The affected contracts that are not covered by the provisions of this principle shall be subject to the legal and statutory litigation principles, said the court.

Commenting on the decision, Talal Albotty, the regional director of the Central Region, Salama Insurance Co., said there is a type of insurance called “suspension of operations” because of continuous epidemics, and falls under property insurance.

“This type of insurance can be found in European countries and some Asian countries but it is not applicable in Saudi Arabia,” he told Arab News. “The insurance against projects does not exist because when the project stops, insurance stops.”

Regarding the rise in prices of commodities, or the increase in prices because of pandemics and suspension of imports, a condition must be added stating that the value of property or project must increase by 10-25 percent, he added.

“Now most reinsurance companies around the world stopped offering insurance related to pandemics and contagious diseases in most countries, including COVID-19, because their impact was huge and the companies sustained huge losses,” he said.

Saudi lawyer Reem Alajmi said the resolution aims to treat and remedy the losses incurred by parties to the contract in terms of obligations.

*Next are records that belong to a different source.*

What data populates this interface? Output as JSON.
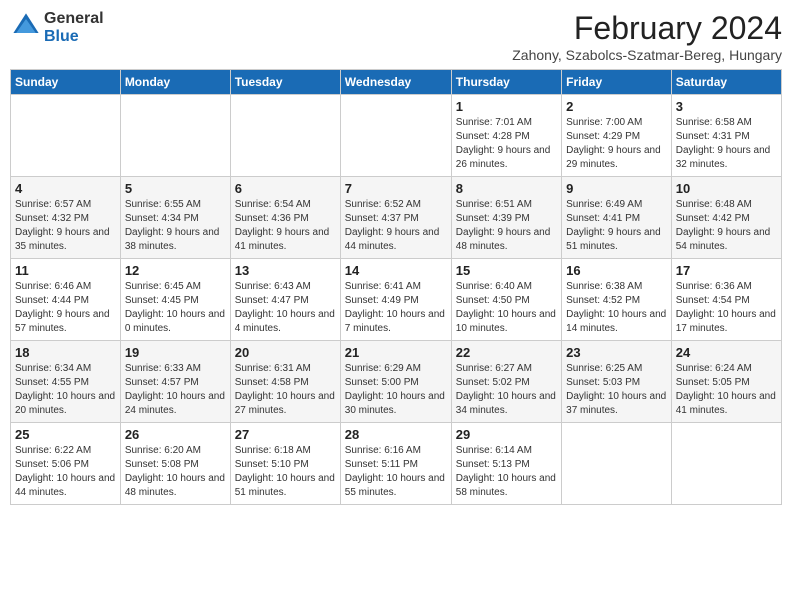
{
  "header": {
    "logo_line1": "General",
    "logo_line2": "Blue",
    "month_title": "February 2024",
    "location": "Zahony, Szabolcs-Szatmar-Bereg, Hungary"
  },
  "days_of_week": [
    "Sunday",
    "Monday",
    "Tuesday",
    "Wednesday",
    "Thursday",
    "Friday",
    "Saturday"
  ],
  "weeks": [
    [
      {
        "day": "",
        "info": ""
      },
      {
        "day": "",
        "info": ""
      },
      {
        "day": "",
        "info": ""
      },
      {
        "day": "",
        "info": ""
      },
      {
        "day": "1",
        "info": "Sunrise: 7:01 AM\nSunset: 4:28 PM\nDaylight: 9 hours and 26 minutes."
      },
      {
        "day": "2",
        "info": "Sunrise: 7:00 AM\nSunset: 4:29 PM\nDaylight: 9 hours and 29 minutes."
      },
      {
        "day": "3",
        "info": "Sunrise: 6:58 AM\nSunset: 4:31 PM\nDaylight: 9 hours and 32 minutes."
      }
    ],
    [
      {
        "day": "4",
        "info": "Sunrise: 6:57 AM\nSunset: 4:32 PM\nDaylight: 9 hours and 35 minutes."
      },
      {
        "day": "5",
        "info": "Sunrise: 6:55 AM\nSunset: 4:34 PM\nDaylight: 9 hours and 38 minutes."
      },
      {
        "day": "6",
        "info": "Sunrise: 6:54 AM\nSunset: 4:36 PM\nDaylight: 9 hours and 41 minutes."
      },
      {
        "day": "7",
        "info": "Sunrise: 6:52 AM\nSunset: 4:37 PM\nDaylight: 9 hours and 44 minutes."
      },
      {
        "day": "8",
        "info": "Sunrise: 6:51 AM\nSunset: 4:39 PM\nDaylight: 9 hours and 48 minutes."
      },
      {
        "day": "9",
        "info": "Sunrise: 6:49 AM\nSunset: 4:41 PM\nDaylight: 9 hours and 51 minutes."
      },
      {
        "day": "10",
        "info": "Sunrise: 6:48 AM\nSunset: 4:42 PM\nDaylight: 9 hours and 54 minutes."
      }
    ],
    [
      {
        "day": "11",
        "info": "Sunrise: 6:46 AM\nSunset: 4:44 PM\nDaylight: 9 hours and 57 minutes."
      },
      {
        "day": "12",
        "info": "Sunrise: 6:45 AM\nSunset: 4:45 PM\nDaylight: 10 hours and 0 minutes."
      },
      {
        "day": "13",
        "info": "Sunrise: 6:43 AM\nSunset: 4:47 PM\nDaylight: 10 hours and 4 minutes."
      },
      {
        "day": "14",
        "info": "Sunrise: 6:41 AM\nSunset: 4:49 PM\nDaylight: 10 hours and 7 minutes."
      },
      {
        "day": "15",
        "info": "Sunrise: 6:40 AM\nSunset: 4:50 PM\nDaylight: 10 hours and 10 minutes."
      },
      {
        "day": "16",
        "info": "Sunrise: 6:38 AM\nSunset: 4:52 PM\nDaylight: 10 hours and 14 minutes."
      },
      {
        "day": "17",
        "info": "Sunrise: 6:36 AM\nSunset: 4:54 PM\nDaylight: 10 hours and 17 minutes."
      }
    ],
    [
      {
        "day": "18",
        "info": "Sunrise: 6:34 AM\nSunset: 4:55 PM\nDaylight: 10 hours and 20 minutes."
      },
      {
        "day": "19",
        "info": "Sunrise: 6:33 AM\nSunset: 4:57 PM\nDaylight: 10 hours and 24 minutes."
      },
      {
        "day": "20",
        "info": "Sunrise: 6:31 AM\nSunset: 4:58 PM\nDaylight: 10 hours and 27 minutes."
      },
      {
        "day": "21",
        "info": "Sunrise: 6:29 AM\nSunset: 5:00 PM\nDaylight: 10 hours and 30 minutes."
      },
      {
        "day": "22",
        "info": "Sunrise: 6:27 AM\nSunset: 5:02 PM\nDaylight: 10 hours and 34 minutes."
      },
      {
        "day": "23",
        "info": "Sunrise: 6:25 AM\nSunset: 5:03 PM\nDaylight: 10 hours and 37 minutes."
      },
      {
        "day": "24",
        "info": "Sunrise: 6:24 AM\nSunset: 5:05 PM\nDaylight: 10 hours and 41 minutes."
      }
    ],
    [
      {
        "day": "25",
        "info": "Sunrise: 6:22 AM\nSunset: 5:06 PM\nDaylight: 10 hours and 44 minutes."
      },
      {
        "day": "26",
        "info": "Sunrise: 6:20 AM\nSunset: 5:08 PM\nDaylight: 10 hours and 48 minutes."
      },
      {
        "day": "27",
        "info": "Sunrise: 6:18 AM\nSunset: 5:10 PM\nDaylight: 10 hours and 51 minutes."
      },
      {
        "day": "28",
        "info": "Sunrise: 6:16 AM\nSunset: 5:11 PM\nDaylight: 10 hours and 55 minutes."
      },
      {
        "day": "29",
        "info": "Sunrise: 6:14 AM\nSunset: 5:13 PM\nDaylight: 10 hours and 58 minutes."
      },
      {
        "day": "",
        "info": ""
      },
      {
        "day": "",
        "info": ""
      }
    ]
  ]
}
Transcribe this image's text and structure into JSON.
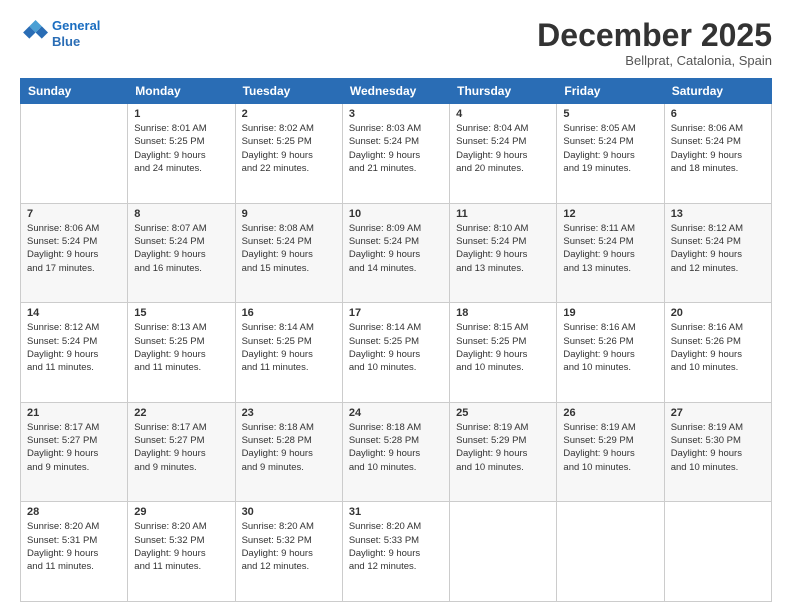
{
  "logo": {
    "line1": "General",
    "line2": "Blue"
  },
  "header": {
    "month": "December 2025",
    "location": "Bellprat, Catalonia, Spain"
  },
  "days_of_week": [
    "Sunday",
    "Monday",
    "Tuesday",
    "Wednesday",
    "Thursday",
    "Friday",
    "Saturday"
  ],
  "weeks": [
    [
      {
        "day": "",
        "info": ""
      },
      {
        "day": "1",
        "info": "Sunrise: 8:01 AM\nSunset: 5:25 PM\nDaylight: 9 hours\nand 24 minutes."
      },
      {
        "day": "2",
        "info": "Sunrise: 8:02 AM\nSunset: 5:25 PM\nDaylight: 9 hours\nand 22 minutes."
      },
      {
        "day": "3",
        "info": "Sunrise: 8:03 AM\nSunset: 5:24 PM\nDaylight: 9 hours\nand 21 minutes."
      },
      {
        "day": "4",
        "info": "Sunrise: 8:04 AM\nSunset: 5:24 PM\nDaylight: 9 hours\nand 20 minutes."
      },
      {
        "day": "5",
        "info": "Sunrise: 8:05 AM\nSunset: 5:24 PM\nDaylight: 9 hours\nand 19 minutes."
      },
      {
        "day": "6",
        "info": "Sunrise: 8:06 AM\nSunset: 5:24 PM\nDaylight: 9 hours\nand 18 minutes."
      }
    ],
    [
      {
        "day": "7",
        "info": "Sunrise: 8:06 AM\nSunset: 5:24 PM\nDaylight: 9 hours\nand 17 minutes."
      },
      {
        "day": "8",
        "info": "Sunrise: 8:07 AM\nSunset: 5:24 PM\nDaylight: 9 hours\nand 16 minutes."
      },
      {
        "day": "9",
        "info": "Sunrise: 8:08 AM\nSunset: 5:24 PM\nDaylight: 9 hours\nand 15 minutes."
      },
      {
        "day": "10",
        "info": "Sunrise: 8:09 AM\nSunset: 5:24 PM\nDaylight: 9 hours\nand 14 minutes."
      },
      {
        "day": "11",
        "info": "Sunrise: 8:10 AM\nSunset: 5:24 PM\nDaylight: 9 hours\nand 13 minutes."
      },
      {
        "day": "12",
        "info": "Sunrise: 8:11 AM\nSunset: 5:24 PM\nDaylight: 9 hours\nand 13 minutes."
      },
      {
        "day": "13",
        "info": "Sunrise: 8:12 AM\nSunset: 5:24 PM\nDaylight: 9 hours\nand 12 minutes."
      }
    ],
    [
      {
        "day": "14",
        "info": "Sunrise: 8:12 AM\nSunset: 5:24 PM\nDaylight: 9 hours\nand 11 minutes."
      },
      {
        "day": "15",
        "info": "Sunrise: 8:13 AM\nSunset: 5:25 PM\nDaylight: 9 hours\nand 11 minutes."
      },
      {
        "day": "16",
        "info": "Sunrise: 8:14 AM\nSunset: 5:25 PM\nDaylight: 9 hours\nand 11 minutes."
      },
      {
        "day": "17",
        "info": "Sunrise: 8:14 AM\nSunset: 5:25 PM\nDaylight: 9 hours\nand 10 minutes."
      },
      {
        "day": "18",
        "info": "Sunrise: 8:15 AM\nSunset: 5:25 PM\nDaylight: 9 hours\nand 10 minutes."
      },
      {
        "day": "19",
        "info": "Sunrise: 8:16 AM\nSunset: 5:26 PM\nDaylight: 9 hours\nand 10 minutes."
      },
      {
        "day": "20",
        "info": "Sunrise: 8:16 AM\nSunset: 5:26 PM\nDaylight: 9 hours\nand 10 minutes."
      }
    ],
    [
      {
        "day": "21",
        "info": "Sunrise: 8:17 AM\nSunset: 5:27 PM\nDaylight: 9 hours\nand 9 minutes."
      },
      {
        "day": "22",
        "info": "Sunrise: 8:17 AM\nSunset: 5:27 PM\nDaylight: 9 hours\nand 9 minutes."
      },
      {
        "day": "23",
        "info": "Sunrise: 8:18 AM\nSunset: 5:28 PM\nDaylight: 9 hours\nand 9 minutes."
      },
      {
        "day": "24",
        "info": "Sunrise: 8:18 AM\nSunset: 5:28 PM\nDaylight: 9 hours\nand 10 minutes."
      },
      {
        "day": "25",
        "info": "Sunrise: 8:19 AM\nSunset: 5:29 PM\nDaylight: 9 hours\nand 10 minutes."
      },
      {
        "day": "26",
        "info": "Sunrise: 8:19 AM\nSunset: 5:29 PM\nDaylight: 9 hours\nand 10 minutes."
      },
      {
        "day": "27",
        "info": "Sunrise: 8:19 AM\nSunset: 5:30 PM\nDaylight: 9 hours\nand 10 minutes."
      }
    ],
    [
      {
        "day": "28",
        "info": "Sunrise: 8:20 AM\nSunset: 5:31 PM\nDaylight: 9 hours\nand 11 minutes."
      },
      {
        "day": "29",
        "info": "Sunrise: 8:20 AM\nSunset: 5:32 PM\nDaylight: 9 hours\nand 11 minutes."
      },
      {
        "day": "30",
        "info": "Sunrise: 8:20 AM\nSunset: 5:32 PM\nDaylight: 9 hours\nand 12 minutes."
      },
      {
        "day": "31",
        "info": "Sunrise: 8:20 AM\nSunset: 5:33 PM\nDaylight: 9 hours\nand 12 minutes."
      },
      {
        "day": "",
        "info": ""
      },
      {
        "day": "",
        "info": ""
      },
      {
        "day": "",
        "info": ""
      }
    ]
  ]
}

“The parties could not fulfil their obligations because of a lack of sufficient resources or suspension of working hours during the pandemic. Fulfilling the obligation fully or partially was difficult because COVID-19 pandemic was a force majeure,” she told Arab News.

According to Alajmi, the effects or damage caused by the pandemic must not be covered by other laws. “Proving the occurrence of damage is the responsibility of the plaintiff and the defendant based on evidence submitted to the court,” she added. “The contracts and obligations are amended accordingly.”